Western Gailes Golf Course

One of several eighteen-hole links golf courses located within the sand dunes of Irvine Bay, Western Gailes is squeezed into a narrow strip of land to the west of the Ayrshire Coast Railway Line, 1¼ miles (2 km) south of Barassie and 2 miles (3 km) south of Irvine. The standard course is a par 71 and of 6106 yards in length, extending to 7014 yards (par 75) from its championship tees. Laid out from 1897 by the club's own green-keeper, following the natural terrain, the course was developed by four Glaswegian golfers on land leased from William Cavendish-Bentinck, 6th Duke of Portland (1857 - 1943), which the club was able to buy in 1920. Portland became an Honorary President of the Club. Western Gailes was damaged by tanks during World War II, when the area was used for training. The northern section of the course was modified in the 1970s by Fred W. Hawtree to accommodate a new access road for Irvine Harbourside.

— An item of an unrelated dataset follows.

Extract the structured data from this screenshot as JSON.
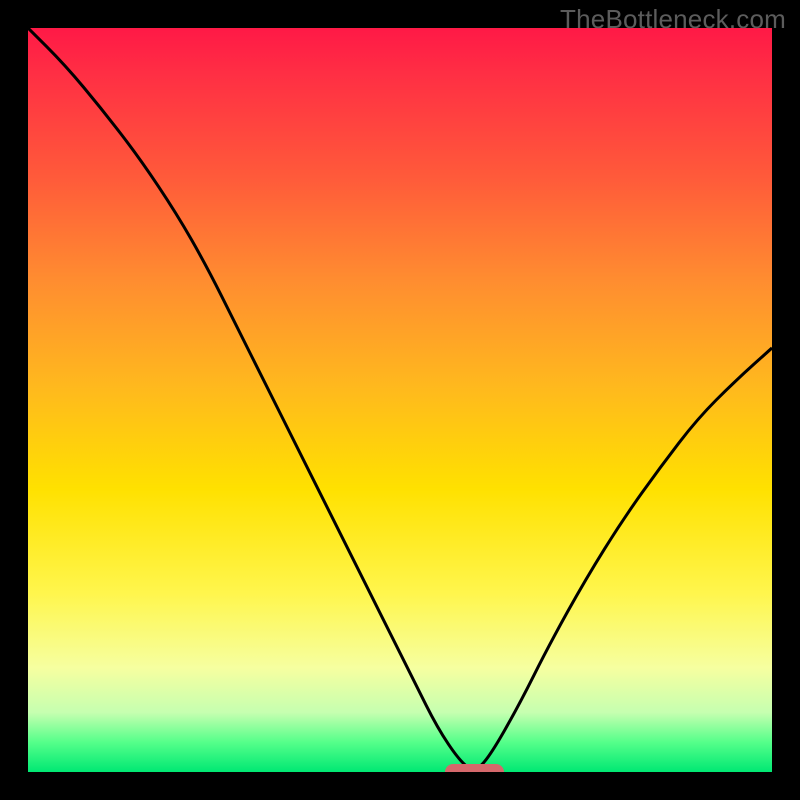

The temporary clubhouse was replaced with a permanent structure in 1909, which has been progressively extended over the years. This clubhouse lies in the middle of the course, with the first four holes lying to the north, alongside the railway. Players then turn south for the next nine holes, which hug the shore, before returning north towards the clubhouse for the final five holes, again located next to the railway. Much of the course is designated as a Site of Special Scientific Interest, noted for its Northern Marsh orchids.

Western Gailes hosted the PGA Championship in 1964, the Curtis Cup in 1972 and the Scottish Amateur Championship (1927, 1934, 1953, 1961, 1966, 1974, 1981, 2002 and 2011). It also serves as a qualifying course for the Open Championship, when this is played at Turnberry or Troon.